One strategy to enlarge and enrich a company’s business is to diversify by mergers or acquisitions. However, not all acquisitions are negotiated in a friendly manner. If a takeover attempt is strongly rejected by a target firm it is considered hostile (investopedia). Heavily discussed in the news, Hochtief, Germany’s largest construction company, is currently facing an existence threatening risk of such a hostile takeover.
The issue of risk has recently become a topic of great interest on BraveNewFinance, having Bravenewloock introducing global risk maps, followed by stuerzele’s post illustrating how banks manage risk after the crisis. German company’s additionally have to deal with a different kind of risk, I will emphazise on.
Germany’s regulatory framework for acquisitions imposes a big threat to its public firms. “Hardly any other country makes it so easy and cheap for foreign corporations to acquire domestic businesses.”, an article in spiegel online explains.

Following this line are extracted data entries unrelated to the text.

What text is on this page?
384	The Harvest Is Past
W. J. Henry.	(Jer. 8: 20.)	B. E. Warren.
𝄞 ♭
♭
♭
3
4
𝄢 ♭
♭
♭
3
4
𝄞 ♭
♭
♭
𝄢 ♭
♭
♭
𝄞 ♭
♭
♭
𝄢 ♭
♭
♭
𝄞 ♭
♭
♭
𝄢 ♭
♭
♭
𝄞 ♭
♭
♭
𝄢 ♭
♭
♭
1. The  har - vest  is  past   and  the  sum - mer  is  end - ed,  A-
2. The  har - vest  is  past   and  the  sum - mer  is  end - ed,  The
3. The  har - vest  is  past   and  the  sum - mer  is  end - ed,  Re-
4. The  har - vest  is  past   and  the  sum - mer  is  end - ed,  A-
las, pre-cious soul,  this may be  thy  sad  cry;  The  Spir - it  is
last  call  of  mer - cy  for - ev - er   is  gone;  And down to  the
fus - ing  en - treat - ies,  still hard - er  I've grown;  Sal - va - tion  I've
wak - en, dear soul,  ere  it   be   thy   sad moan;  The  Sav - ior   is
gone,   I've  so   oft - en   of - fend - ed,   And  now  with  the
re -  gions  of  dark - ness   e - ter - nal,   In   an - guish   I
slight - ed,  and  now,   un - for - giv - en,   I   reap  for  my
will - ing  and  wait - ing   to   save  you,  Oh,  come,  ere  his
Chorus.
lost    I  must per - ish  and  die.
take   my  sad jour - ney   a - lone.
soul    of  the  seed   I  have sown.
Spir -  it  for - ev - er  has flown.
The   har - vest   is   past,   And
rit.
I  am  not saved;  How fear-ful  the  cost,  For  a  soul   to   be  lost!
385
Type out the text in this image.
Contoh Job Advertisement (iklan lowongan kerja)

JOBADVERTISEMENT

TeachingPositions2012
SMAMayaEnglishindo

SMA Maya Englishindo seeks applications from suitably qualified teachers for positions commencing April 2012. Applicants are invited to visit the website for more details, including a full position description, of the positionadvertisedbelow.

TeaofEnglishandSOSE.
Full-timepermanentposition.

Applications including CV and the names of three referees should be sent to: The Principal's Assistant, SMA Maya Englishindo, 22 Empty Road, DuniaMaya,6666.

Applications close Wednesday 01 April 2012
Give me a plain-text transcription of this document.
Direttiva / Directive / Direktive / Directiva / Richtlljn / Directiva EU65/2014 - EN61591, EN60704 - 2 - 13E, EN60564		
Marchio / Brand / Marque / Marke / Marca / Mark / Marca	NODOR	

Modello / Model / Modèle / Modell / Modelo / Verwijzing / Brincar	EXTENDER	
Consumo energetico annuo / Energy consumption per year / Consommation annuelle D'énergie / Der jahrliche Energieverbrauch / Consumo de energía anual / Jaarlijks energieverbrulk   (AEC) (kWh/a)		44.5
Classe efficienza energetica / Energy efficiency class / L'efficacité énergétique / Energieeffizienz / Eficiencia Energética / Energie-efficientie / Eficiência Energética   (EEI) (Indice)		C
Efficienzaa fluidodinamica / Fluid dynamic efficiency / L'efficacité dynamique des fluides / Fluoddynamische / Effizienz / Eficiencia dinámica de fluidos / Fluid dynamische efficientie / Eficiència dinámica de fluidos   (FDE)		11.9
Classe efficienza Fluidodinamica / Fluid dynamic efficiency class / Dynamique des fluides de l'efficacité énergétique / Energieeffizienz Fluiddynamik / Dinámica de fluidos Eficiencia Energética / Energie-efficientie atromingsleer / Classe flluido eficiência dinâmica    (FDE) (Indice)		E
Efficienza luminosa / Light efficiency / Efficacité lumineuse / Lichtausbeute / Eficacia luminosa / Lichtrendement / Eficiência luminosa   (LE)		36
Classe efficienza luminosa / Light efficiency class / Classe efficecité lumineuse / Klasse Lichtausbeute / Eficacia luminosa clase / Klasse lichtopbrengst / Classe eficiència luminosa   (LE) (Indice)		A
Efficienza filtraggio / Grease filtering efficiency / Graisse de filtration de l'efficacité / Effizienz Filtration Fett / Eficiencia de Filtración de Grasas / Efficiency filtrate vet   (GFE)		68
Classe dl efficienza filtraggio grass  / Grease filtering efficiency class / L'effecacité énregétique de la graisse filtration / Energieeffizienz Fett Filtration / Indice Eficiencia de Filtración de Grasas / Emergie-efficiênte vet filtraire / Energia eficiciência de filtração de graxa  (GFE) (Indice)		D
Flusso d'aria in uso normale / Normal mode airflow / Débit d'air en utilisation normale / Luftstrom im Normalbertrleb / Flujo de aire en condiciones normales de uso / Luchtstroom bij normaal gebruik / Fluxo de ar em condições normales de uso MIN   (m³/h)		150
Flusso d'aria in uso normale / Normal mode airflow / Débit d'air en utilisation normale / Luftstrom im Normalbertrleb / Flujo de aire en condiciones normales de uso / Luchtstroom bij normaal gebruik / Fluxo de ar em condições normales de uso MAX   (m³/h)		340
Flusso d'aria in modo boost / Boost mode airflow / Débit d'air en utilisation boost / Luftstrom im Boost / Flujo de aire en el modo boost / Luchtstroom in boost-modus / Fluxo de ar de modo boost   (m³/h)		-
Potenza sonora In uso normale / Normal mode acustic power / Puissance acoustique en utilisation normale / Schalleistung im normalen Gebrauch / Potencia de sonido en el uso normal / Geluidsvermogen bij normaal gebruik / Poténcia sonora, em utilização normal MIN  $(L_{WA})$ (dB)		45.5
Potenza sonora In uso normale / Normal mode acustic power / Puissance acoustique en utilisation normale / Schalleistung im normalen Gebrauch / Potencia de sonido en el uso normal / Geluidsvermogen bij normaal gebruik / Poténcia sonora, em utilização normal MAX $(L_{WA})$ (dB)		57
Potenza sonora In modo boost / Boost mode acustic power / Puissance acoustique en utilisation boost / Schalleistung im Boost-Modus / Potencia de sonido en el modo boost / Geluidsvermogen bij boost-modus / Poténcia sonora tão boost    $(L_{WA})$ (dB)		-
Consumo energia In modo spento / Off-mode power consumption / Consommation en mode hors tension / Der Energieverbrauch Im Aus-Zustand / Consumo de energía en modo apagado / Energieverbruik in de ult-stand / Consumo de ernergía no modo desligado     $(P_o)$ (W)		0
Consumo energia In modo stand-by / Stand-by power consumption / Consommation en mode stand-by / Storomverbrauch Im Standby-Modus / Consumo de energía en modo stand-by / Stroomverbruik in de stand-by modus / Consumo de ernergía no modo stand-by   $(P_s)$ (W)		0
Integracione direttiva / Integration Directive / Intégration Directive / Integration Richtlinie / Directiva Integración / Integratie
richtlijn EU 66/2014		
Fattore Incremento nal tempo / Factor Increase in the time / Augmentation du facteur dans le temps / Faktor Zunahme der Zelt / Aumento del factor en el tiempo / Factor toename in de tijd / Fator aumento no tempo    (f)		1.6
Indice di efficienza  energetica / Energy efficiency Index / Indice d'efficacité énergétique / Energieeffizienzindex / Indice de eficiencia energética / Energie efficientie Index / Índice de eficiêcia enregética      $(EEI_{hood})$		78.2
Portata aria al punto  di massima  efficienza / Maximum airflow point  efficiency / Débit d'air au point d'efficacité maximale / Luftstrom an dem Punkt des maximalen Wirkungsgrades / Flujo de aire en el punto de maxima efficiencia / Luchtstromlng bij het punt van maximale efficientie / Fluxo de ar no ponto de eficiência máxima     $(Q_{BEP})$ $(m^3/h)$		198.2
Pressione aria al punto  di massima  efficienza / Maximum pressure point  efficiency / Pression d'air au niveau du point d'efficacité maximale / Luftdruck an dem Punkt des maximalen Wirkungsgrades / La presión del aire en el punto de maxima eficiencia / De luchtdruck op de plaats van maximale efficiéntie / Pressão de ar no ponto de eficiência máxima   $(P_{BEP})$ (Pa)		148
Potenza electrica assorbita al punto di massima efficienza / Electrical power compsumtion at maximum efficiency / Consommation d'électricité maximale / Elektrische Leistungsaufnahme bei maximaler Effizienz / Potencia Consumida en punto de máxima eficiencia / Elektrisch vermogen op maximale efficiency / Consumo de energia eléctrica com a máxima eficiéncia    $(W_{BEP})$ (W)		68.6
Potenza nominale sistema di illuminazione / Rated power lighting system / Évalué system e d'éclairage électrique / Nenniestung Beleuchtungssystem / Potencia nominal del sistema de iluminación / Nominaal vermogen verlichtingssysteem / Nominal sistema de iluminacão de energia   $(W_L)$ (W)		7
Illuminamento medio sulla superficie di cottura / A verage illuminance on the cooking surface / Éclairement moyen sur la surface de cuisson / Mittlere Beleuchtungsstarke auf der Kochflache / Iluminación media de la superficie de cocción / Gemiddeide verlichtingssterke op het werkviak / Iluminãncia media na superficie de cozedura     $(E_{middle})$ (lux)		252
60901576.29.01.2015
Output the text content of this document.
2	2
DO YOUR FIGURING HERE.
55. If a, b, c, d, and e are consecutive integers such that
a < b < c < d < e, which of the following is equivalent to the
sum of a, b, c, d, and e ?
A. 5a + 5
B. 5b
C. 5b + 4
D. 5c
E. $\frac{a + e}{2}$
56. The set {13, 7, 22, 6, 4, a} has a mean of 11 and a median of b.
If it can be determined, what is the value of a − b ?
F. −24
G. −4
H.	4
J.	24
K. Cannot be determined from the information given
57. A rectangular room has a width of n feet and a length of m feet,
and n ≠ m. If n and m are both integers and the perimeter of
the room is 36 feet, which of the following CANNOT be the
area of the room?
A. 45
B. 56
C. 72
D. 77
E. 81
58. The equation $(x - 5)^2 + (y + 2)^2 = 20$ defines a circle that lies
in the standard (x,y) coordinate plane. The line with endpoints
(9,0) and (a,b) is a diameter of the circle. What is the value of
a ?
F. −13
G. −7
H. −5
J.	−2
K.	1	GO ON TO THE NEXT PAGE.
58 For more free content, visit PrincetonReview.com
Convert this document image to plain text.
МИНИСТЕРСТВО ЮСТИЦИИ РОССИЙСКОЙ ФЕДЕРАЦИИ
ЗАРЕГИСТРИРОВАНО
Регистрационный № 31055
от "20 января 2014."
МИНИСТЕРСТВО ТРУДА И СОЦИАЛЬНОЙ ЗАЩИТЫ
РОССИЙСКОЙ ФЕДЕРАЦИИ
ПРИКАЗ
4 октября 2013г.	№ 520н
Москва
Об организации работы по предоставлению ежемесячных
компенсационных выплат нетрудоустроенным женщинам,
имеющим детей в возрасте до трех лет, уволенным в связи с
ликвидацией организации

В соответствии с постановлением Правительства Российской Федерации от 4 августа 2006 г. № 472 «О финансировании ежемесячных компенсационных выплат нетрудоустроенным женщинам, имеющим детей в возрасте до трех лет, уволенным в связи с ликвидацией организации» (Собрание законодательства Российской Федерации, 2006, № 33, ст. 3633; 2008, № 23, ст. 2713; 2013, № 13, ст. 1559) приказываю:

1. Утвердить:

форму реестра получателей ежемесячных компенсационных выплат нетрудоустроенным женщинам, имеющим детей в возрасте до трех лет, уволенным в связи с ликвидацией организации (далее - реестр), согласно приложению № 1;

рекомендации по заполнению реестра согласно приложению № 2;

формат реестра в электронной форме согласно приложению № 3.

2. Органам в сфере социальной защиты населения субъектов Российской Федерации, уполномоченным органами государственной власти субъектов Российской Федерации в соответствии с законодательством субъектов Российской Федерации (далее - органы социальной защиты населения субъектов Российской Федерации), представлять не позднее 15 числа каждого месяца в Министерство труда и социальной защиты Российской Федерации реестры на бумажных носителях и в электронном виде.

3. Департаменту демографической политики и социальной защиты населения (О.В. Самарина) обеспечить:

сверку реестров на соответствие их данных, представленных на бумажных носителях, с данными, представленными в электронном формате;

Taking this advantage, the highly indebted Spanish construction company ACS, is planning to rebalance its budget on the expense of Hochtief. According to the financial times, the German company not only offers know-how but also a global order portfolio, including lucrative contracts in Asia, the USA and the Middle East.
Hochtief has been trying to fend off ACS since September last year, the spiegel reports. Part of its defense strategy was to launch a capital increase exclusively intended for Qatar, making the sovereign wealth fund the 2nd largest stakeholder and simultaneously diluting the stake of the Spanish rival.“It’s strategy, not an act of desperation.”, CEO of Hochtief confidently said in an interview at this time.
But his defense measure failed and ACS still managed to surpass the crucial 30% threshold, the Wall Street Journal informs. Under German law, holding more than 30% allows ACS to raise its stake up to a controlling share by buying shares on the market and without having to do another expensive takeover offer.
The situation for Hochtief seems hopeless and the question arises: Are German takeover rules too lax as to risk losing companies of key industries to foreign competitors?
Governments in Spain and France, for instance, can impose several restrictions to protect their businesses, the spiegel clarifies.
Moreover, Hochtief could just be the beginning. Experts claim Germany could be “facing a wave of takeovers”, predicting more than ten German companies to be at risk as they have a low price-earnings ratio and a lack of being a major stock holder.
ACS’s victory would leave doubt over the future of Hochtief and its employees. Being highly indebted, social responsibility is doubtful.